Hi all,
My desktop (i3-2120 from 2012) runs NetBSD 9 for the last 11 months. It runs 24/7 and crashes once a month. This is very bad as I rely on it being remotely accessible.
Before, it was not my computer and I don't know of any known hardware problems.
After the crash:
- the power LED is still on and the fan continues to spin. This makes me believe it's not a hardware problem.

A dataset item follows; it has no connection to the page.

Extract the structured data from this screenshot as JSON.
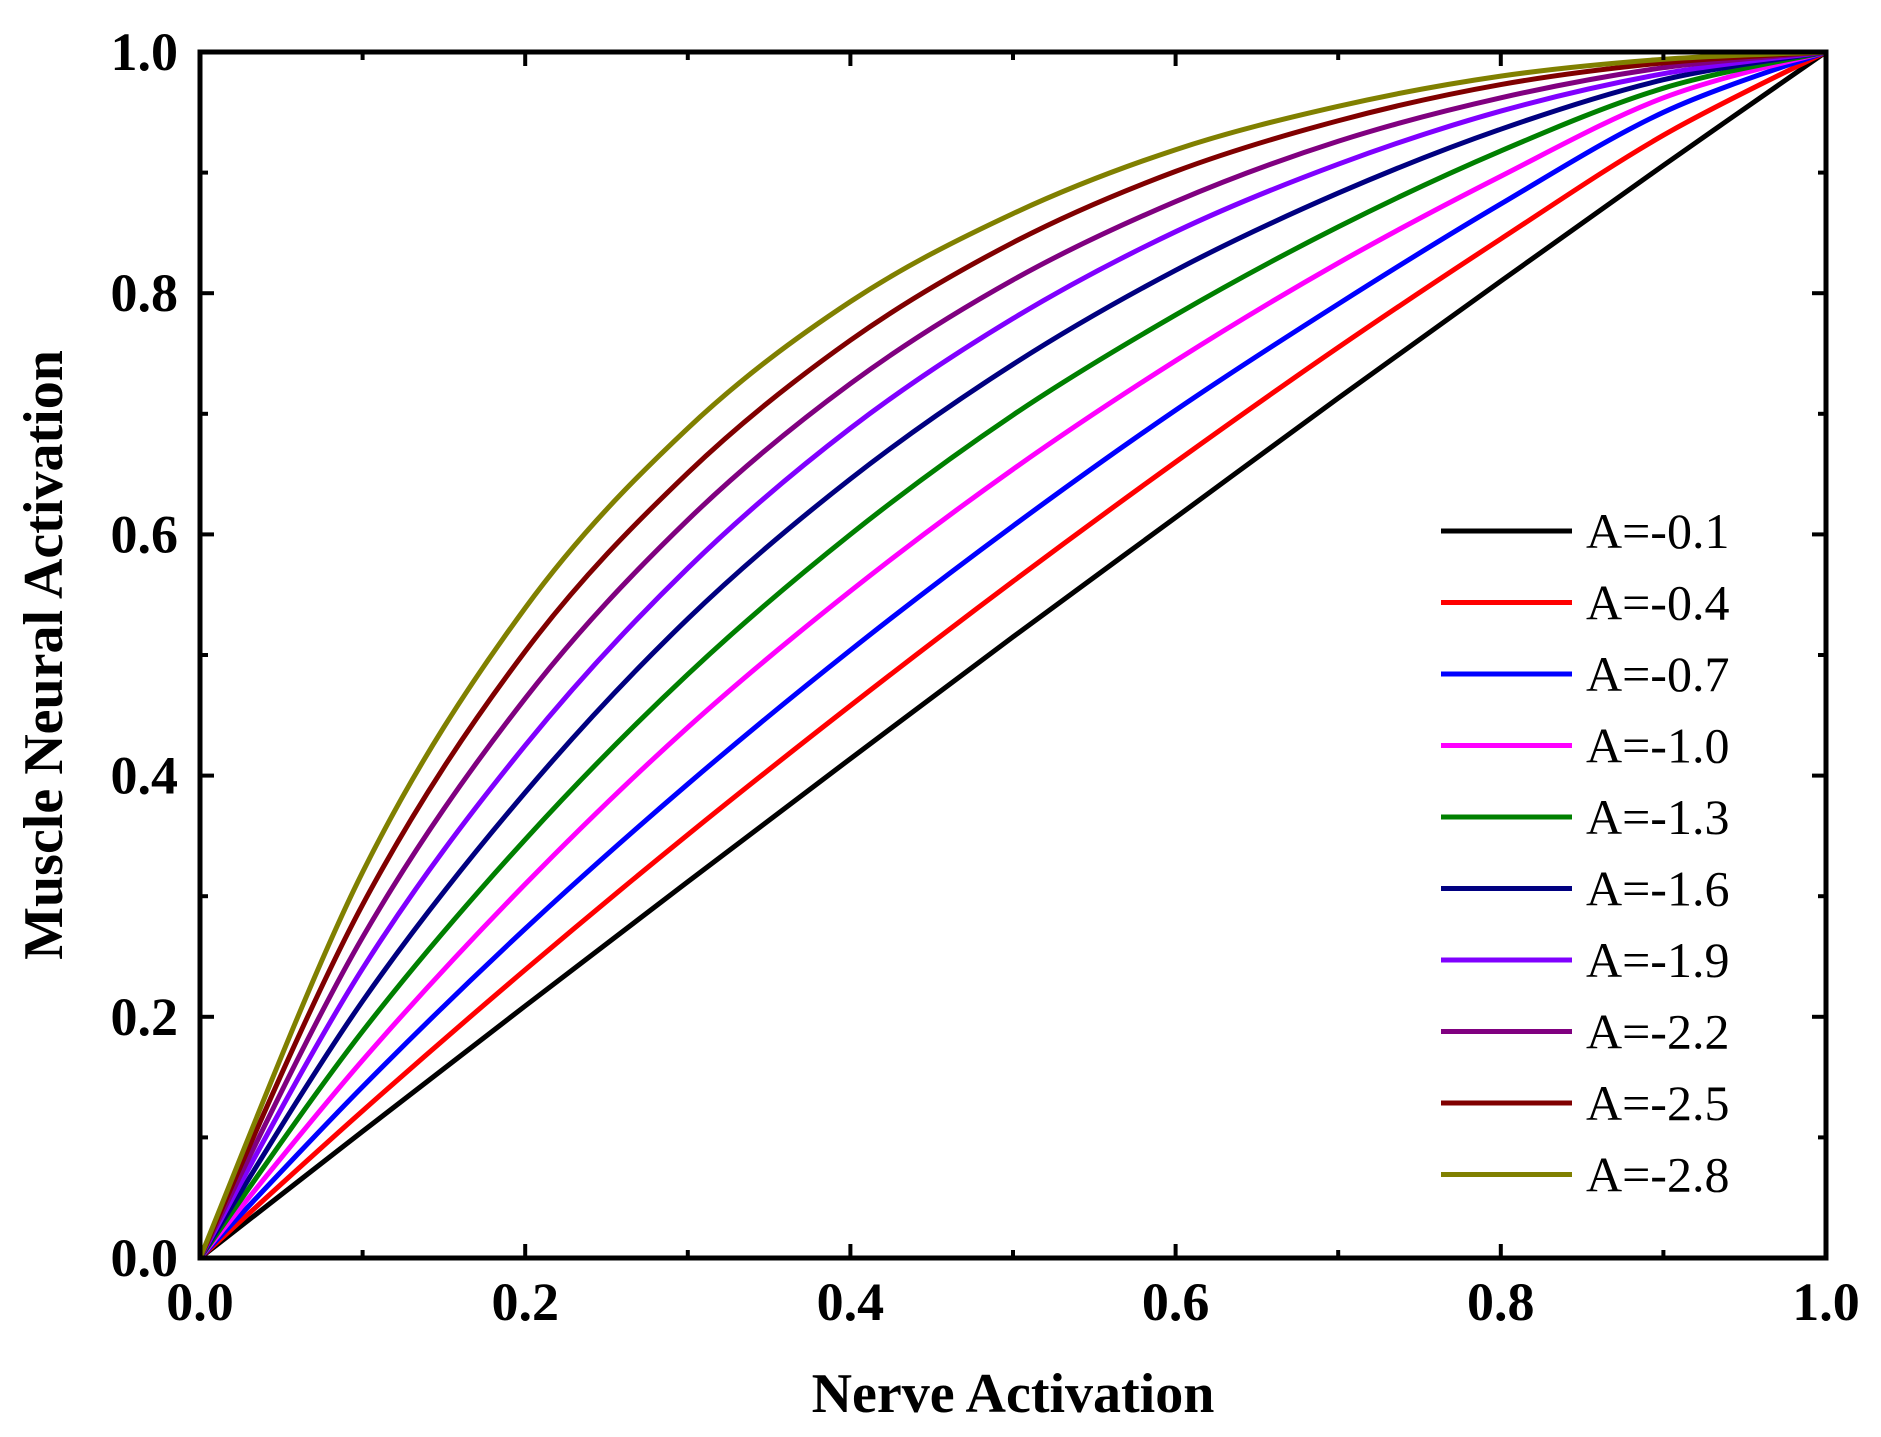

- the monitor does not detect a signal from the graphics card. Here I'm not sure what that means. If the kernel crashes, what is supposed to be on the screen? Who is driving the graphics card/monitor?
- pings are not answered.
- there was no power outage - all other computers in the household are still running.
- BIOS is set up to "keep the power-state" after a power-failure, e.g. when it was previously on, it will be turned on. As NetBSD did not boot again, the power was never really lost.
- it was not a graceful shutdown. When NetBSD came up after a manual power-cycle, filesystem checks took place (well, the journal is replayed)
I follow NetBSD cvs netbsd-9 branch. I believe that is the stable branch. The NetBSD config is the default.
NetBSD XXX 9.1_STABLE NetBSD 9.1_STABLE (GENERIC) #2: Sun Jan 3 11:19:52 PST 2021 root@XXX:/usr/obj/sys/arch/amd64/compile/GENERIC amd64
The last crash must have happened early morning of Feb 24 (I power-cyceled the computer at 9:00am. Last cron job activity at 3:00am.) Log files are "blank" in the early morning. /var/log/messages:
Code:
Feb 21 13:16:04 XXX /netbsd: [ 3620751.3847045] kern error: [drm:(/usr/src/sys/external/bsd/drm2/dist/drm/i915/intel_fifo_underrun.c:230)cpt_set_fifo_underrun_reporting] *ERROR* uncleared pch fifo underrun on pch transcoder A
Feb 21 13:16:04 XXX /netbsd: [ 3620751.3847045] kern error: [drm:(/usr/src/sys/external/bsd/drm2/dist/drm/i915/intel_fifo_underrun.c:381)intel_pch_fifo_underrun_irq_handler] *ERROR* PCH transcoder A FIFO underrun
Feb 21 14:33:25 XXX /netbsd: [ 3625392.1028982] kern error: [drm:(/usr/src/sys/external/bsd/drm2/dist/drm/i915/intel_fifo_underrun.c:230)cpt_set_fifo_underrun_reporting] *ERROR* uncleared pch fifo underrun on pch transcoder A
Feb 21 14:33:25 XXX /netbsd: [ 3625392.1028982] kern error: [drm:(/usr/src/sys/external/bsd/drm2/dist/drm/i915/intel_fifo_underrun.c:381)intel_pch_fifo_underrun_irq_handler] *ERROR* PCH transcoder A FIFO underrun
Feb 24 09:03:22 XXX syslogd[184]: restart
Feb 24 09:03:22 XXX /netbsd: [ 1.0000000] Copyright (c) 1996, 1997, 1998, 1999, 2000, 2001, 2002, 2003, 2004, 2005,
No other log files have timestamps around that time (well, besides cron.log).
What do you suspect, hardware problem or kernel crash?
Is there a knob to keep the kernel in a debugger upon a crash?
What can I do to root-cause the crash?